Speaking the Truth in Love

Can We Fall?

In his letter to the Romans, Paul discusses the work of the Holy Spirit in the lives of God’s children. He says that “we are debtors, not to the flesh, to live according to the flesh—for if you live according to the flesh you will die, but if by the Spirit you put to death the deeds of the body you will live” (Rom. 8:12-13). According to Douglas Moo’s commentary on this passage, “the Calvinist believes that the truly regenerate believer, while often committing ‘fleshly’ acts, will be infallibly prevented from living a fleshly lifestyle by the Spirit within” (The Epistle to the Romans p. 494). This popular notion is illogical and unbiblical.

If the Spirit of Christ infallibly prevents believers from falling, how are we to explain the spiritual ruin of first century Christians? How, for instance, do Hymenaeus and Alexander manage to reject “a good conscience” and make “shipwreck of their faith” (1 Tim. 1:19-20)? And how can those who “have become partakers of the Holy Spirit” later “commit apostasy,” “crucify the Son of God on their own account and hold him up to contempt” (Heb. 6:4-6)?
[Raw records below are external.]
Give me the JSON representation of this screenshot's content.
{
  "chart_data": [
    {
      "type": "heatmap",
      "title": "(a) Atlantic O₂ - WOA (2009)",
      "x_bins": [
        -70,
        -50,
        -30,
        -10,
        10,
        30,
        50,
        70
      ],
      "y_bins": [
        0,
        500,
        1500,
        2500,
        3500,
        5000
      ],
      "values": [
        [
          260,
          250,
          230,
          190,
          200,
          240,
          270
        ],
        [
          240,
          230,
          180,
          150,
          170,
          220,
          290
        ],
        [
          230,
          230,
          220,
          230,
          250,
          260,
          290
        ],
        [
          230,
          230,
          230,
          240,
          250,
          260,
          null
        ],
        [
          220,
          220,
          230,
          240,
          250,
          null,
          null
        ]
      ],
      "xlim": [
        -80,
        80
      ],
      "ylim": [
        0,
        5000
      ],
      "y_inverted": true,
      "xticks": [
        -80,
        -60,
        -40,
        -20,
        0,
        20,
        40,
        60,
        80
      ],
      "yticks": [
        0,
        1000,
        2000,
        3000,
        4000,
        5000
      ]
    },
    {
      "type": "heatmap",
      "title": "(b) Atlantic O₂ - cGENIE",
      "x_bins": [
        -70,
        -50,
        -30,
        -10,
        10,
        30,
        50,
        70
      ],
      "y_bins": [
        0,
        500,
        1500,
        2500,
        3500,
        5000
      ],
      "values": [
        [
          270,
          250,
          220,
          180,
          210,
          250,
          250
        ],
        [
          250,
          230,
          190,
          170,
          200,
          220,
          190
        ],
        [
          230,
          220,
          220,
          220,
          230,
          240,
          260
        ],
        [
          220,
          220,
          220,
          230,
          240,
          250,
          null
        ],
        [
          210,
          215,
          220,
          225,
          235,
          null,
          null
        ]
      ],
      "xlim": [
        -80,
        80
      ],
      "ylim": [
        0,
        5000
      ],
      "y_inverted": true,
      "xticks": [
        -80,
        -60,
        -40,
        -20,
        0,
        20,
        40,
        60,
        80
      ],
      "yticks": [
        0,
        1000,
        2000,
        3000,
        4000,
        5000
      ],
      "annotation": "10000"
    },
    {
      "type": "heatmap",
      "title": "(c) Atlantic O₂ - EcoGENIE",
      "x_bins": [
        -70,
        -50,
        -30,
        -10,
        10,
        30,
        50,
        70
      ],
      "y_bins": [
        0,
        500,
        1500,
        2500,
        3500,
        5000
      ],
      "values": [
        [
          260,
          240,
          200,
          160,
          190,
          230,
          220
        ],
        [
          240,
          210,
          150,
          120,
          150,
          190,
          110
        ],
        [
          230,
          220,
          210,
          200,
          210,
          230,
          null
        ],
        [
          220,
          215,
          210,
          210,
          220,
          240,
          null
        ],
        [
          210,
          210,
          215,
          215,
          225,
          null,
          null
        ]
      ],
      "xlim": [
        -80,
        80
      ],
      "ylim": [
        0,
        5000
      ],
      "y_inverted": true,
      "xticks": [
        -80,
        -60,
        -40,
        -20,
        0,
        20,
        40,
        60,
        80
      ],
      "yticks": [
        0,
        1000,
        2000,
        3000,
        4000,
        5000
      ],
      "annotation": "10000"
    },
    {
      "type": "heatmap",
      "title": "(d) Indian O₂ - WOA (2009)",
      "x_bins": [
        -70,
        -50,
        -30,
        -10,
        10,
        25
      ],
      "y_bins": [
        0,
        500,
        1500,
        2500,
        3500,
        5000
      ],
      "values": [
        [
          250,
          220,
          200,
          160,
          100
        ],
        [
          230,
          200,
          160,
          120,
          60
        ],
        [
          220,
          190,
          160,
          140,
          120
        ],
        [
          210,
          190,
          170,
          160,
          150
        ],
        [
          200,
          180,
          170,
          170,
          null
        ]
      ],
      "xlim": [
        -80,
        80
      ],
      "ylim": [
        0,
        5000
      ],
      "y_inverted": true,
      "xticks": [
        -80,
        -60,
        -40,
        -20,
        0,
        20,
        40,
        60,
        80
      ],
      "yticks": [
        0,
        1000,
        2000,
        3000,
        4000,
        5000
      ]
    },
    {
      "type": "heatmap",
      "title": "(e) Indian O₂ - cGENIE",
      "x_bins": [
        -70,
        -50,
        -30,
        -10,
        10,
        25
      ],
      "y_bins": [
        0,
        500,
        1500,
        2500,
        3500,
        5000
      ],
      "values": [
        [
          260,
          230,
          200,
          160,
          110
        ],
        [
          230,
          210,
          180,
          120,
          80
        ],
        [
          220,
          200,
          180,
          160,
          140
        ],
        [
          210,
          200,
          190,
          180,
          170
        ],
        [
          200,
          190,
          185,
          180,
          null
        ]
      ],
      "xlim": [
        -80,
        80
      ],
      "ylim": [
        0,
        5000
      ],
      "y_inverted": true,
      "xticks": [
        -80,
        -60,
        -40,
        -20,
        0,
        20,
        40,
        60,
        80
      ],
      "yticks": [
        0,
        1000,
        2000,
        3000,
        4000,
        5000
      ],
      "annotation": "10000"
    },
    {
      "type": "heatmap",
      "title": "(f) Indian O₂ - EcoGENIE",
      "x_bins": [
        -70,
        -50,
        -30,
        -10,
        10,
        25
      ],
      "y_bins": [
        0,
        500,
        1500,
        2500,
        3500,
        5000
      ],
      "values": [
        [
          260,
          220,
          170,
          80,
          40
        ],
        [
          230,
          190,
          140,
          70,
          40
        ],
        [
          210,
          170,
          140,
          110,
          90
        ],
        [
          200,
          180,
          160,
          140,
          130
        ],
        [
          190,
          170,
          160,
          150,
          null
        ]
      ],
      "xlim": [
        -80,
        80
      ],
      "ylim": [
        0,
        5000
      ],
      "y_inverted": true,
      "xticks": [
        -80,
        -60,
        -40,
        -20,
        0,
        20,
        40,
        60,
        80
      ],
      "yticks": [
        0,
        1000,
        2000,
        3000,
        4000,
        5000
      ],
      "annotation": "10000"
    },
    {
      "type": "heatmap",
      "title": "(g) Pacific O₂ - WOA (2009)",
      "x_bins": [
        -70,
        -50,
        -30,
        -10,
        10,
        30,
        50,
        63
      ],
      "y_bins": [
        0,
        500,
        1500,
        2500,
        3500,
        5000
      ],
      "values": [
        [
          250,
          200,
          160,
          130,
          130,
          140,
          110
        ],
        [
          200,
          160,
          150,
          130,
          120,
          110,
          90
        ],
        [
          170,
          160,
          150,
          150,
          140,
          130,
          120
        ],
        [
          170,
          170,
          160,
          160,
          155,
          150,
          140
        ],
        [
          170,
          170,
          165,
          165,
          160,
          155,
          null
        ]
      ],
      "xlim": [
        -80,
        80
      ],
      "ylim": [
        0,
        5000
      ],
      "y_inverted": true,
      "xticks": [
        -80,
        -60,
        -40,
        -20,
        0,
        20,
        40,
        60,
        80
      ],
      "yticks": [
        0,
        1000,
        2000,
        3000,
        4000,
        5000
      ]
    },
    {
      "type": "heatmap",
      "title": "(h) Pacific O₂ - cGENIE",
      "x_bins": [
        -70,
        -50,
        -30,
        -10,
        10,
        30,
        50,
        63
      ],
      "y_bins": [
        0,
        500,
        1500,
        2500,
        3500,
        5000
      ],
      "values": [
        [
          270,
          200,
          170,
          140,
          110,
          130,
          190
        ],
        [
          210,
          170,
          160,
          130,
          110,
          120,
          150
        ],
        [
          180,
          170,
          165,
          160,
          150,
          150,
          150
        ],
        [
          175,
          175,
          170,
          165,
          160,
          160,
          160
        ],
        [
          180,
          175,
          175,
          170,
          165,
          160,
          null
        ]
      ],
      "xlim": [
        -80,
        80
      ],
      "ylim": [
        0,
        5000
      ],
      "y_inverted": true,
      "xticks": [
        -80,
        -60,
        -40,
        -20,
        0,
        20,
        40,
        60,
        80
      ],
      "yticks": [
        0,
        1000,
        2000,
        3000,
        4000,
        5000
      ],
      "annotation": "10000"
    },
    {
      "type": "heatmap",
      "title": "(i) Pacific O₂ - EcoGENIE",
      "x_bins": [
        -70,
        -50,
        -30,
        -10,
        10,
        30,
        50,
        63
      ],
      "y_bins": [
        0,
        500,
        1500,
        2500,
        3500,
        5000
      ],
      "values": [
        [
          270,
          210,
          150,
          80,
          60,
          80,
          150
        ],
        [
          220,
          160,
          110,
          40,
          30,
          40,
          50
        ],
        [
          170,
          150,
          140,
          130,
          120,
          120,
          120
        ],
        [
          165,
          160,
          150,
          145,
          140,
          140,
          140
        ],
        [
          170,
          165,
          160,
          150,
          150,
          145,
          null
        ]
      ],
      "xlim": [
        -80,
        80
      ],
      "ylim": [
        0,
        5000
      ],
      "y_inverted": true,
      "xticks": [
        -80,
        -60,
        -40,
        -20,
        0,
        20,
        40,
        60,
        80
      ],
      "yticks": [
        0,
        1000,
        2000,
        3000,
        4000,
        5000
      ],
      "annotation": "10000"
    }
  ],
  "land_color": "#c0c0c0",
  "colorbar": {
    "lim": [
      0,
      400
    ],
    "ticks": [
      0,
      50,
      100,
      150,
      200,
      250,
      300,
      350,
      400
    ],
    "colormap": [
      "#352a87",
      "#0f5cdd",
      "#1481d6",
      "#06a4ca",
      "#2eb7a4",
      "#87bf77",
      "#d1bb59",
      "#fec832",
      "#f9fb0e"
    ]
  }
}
Furthermore, if the Spirit within infallibly prevents Christians from returning to a fleshly lifestyle, why doesn’t he infallibly prevent them from committing fleshly acts altogether? Why does “the truly regenerate believer” think lustful thoughts or say unloving things? Surely, if the Spirit within controls the will and fails to prevent even one trespass, he is responsible for that sin.

Anyone affirming the impossibility of falling from grace must ignore or twist Paul’s plain teaching in Galatians. He addresses the letter to churches troubled by Judaizers, false teachers attempting to bind the law of Moses on the church. Paul’s unmistakable warning is this: “You are severed from Christ, you who would be justified by the law; you have fallen away from grace” (5:4).

Scan through the pages of the church directory. Do you see the names of brothers and sisters who have fallen away? Send them a note of encouragement. Let them know that they are missed. Urge them to come home.